Science >> Wetenschap >  >> Geologie

Welke factoren kunnen de textuur van een stollingsgesteente beïnvloeden?

De textuur van een stollingsgesteente wordt bepaald door een aantal factoren, voornamelijk gerelateerd aan de koelsnelheid en de samenstelling van de magma of lava. Hier is een uitsplitsing van de belangrijkste factoren:

1. Koelsnelheid:

* snelle koeling: Snelle koeling leidt tot fijnkorrelige texturen (Ook wel Aphanitic genoemd). Dit komt omdat de magma/lava niet genoeg tijd heeft voor grote kristallen om te vormen. Voorbeelden zijn basalt en rhyoliet.

* Extrusieve rotsen: Deze vormen zich wanneer magma barst op het aardoppervlak (lava). De snelle koeling leidt tot kleine kristallen, vaak te klein om te zien zonder een microscoop.

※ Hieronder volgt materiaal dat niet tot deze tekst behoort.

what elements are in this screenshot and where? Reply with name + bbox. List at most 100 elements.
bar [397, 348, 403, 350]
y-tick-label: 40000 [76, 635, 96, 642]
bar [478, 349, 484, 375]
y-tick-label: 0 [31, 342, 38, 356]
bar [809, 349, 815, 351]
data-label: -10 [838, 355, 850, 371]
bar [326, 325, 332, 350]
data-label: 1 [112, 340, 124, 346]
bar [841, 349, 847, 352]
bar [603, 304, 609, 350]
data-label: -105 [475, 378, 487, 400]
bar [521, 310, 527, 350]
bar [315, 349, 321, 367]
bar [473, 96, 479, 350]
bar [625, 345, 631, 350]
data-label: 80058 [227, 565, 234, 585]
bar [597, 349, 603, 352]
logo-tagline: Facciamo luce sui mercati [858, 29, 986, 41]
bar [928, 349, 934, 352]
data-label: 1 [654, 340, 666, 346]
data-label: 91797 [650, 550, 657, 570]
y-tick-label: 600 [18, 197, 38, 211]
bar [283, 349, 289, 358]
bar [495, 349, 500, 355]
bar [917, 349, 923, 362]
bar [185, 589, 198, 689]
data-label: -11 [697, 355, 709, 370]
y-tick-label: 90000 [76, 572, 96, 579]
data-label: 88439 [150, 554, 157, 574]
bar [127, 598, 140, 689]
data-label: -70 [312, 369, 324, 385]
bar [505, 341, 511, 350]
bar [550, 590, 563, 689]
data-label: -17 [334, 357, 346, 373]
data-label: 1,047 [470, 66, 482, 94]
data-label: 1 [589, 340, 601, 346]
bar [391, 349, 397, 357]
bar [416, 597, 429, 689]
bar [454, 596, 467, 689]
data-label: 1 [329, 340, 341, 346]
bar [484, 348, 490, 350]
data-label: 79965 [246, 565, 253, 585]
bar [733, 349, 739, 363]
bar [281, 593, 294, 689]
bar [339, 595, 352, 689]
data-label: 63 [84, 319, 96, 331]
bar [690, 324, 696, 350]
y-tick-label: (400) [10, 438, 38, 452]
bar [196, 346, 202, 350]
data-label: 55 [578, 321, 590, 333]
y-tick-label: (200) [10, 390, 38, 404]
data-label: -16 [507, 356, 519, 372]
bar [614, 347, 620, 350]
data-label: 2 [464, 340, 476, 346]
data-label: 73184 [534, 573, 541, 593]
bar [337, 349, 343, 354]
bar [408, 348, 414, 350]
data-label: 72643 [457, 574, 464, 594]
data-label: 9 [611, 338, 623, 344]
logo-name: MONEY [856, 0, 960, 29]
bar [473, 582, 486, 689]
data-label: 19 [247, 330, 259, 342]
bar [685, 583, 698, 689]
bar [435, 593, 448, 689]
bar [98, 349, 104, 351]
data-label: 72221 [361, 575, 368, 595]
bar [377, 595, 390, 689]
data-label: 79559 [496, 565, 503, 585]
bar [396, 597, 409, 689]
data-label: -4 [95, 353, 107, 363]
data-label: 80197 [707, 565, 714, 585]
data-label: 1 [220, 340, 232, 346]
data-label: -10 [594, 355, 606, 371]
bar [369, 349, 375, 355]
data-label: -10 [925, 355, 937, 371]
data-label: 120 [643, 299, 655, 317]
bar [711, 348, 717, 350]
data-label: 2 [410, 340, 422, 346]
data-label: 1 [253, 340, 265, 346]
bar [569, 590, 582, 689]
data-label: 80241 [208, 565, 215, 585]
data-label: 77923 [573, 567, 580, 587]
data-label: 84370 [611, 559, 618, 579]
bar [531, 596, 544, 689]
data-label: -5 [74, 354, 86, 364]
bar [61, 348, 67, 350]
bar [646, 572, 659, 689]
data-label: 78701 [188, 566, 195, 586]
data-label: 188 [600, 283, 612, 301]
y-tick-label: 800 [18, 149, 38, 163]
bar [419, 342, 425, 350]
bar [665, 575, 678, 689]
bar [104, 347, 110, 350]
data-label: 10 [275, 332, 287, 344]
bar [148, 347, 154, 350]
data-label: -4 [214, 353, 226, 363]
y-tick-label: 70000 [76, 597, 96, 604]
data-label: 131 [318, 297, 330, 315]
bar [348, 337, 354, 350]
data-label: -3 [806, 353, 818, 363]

* opdringerige rotsen: Deze vormen zich wanneer magma langzaam ondergronds afkoelt. Zelfs als ze snel afkoelen, vergeleken met diep begraven rotsen, vormen ze nog steeds fijnkorrelige rotsen.

* langzame koeling: Langzamer koeling zorgt voor grove korrelige texturen (Ook wel Phaneritic genoemd). Grotere kristallen hebben tijd om te ontwikkelen. Voorbeelden zijn graniet en gabbro.

* opdringerige rotsen: Diep begraven magma koelt langzaam over lange periodes, waardoor de vorming van grote, zichtbare kristallen mogelijk is.

2. Magma/lava -compositie:

* viscositeit: De plakkerigheid of weerstand tegen stroming van de magma/lava beïnvloedt ook de textuur.

* Hoge viscositeit: Dikke, viskeuze magma afkoelt langzaam, waardoor grotere kristallen kunnen worden gevormd.

* Lage viscositeit: Dunne, vloeiende lava koelt snel af, wat resulteert in kleinere kristallen.

3. Kristallisatie:

* snelheid van nucleatie: De snelheid waarmee kristallen zich beginnen te vormen. Een hogere mate van nucleatie leidt tot meer kristallen, maar kleiner in grootte.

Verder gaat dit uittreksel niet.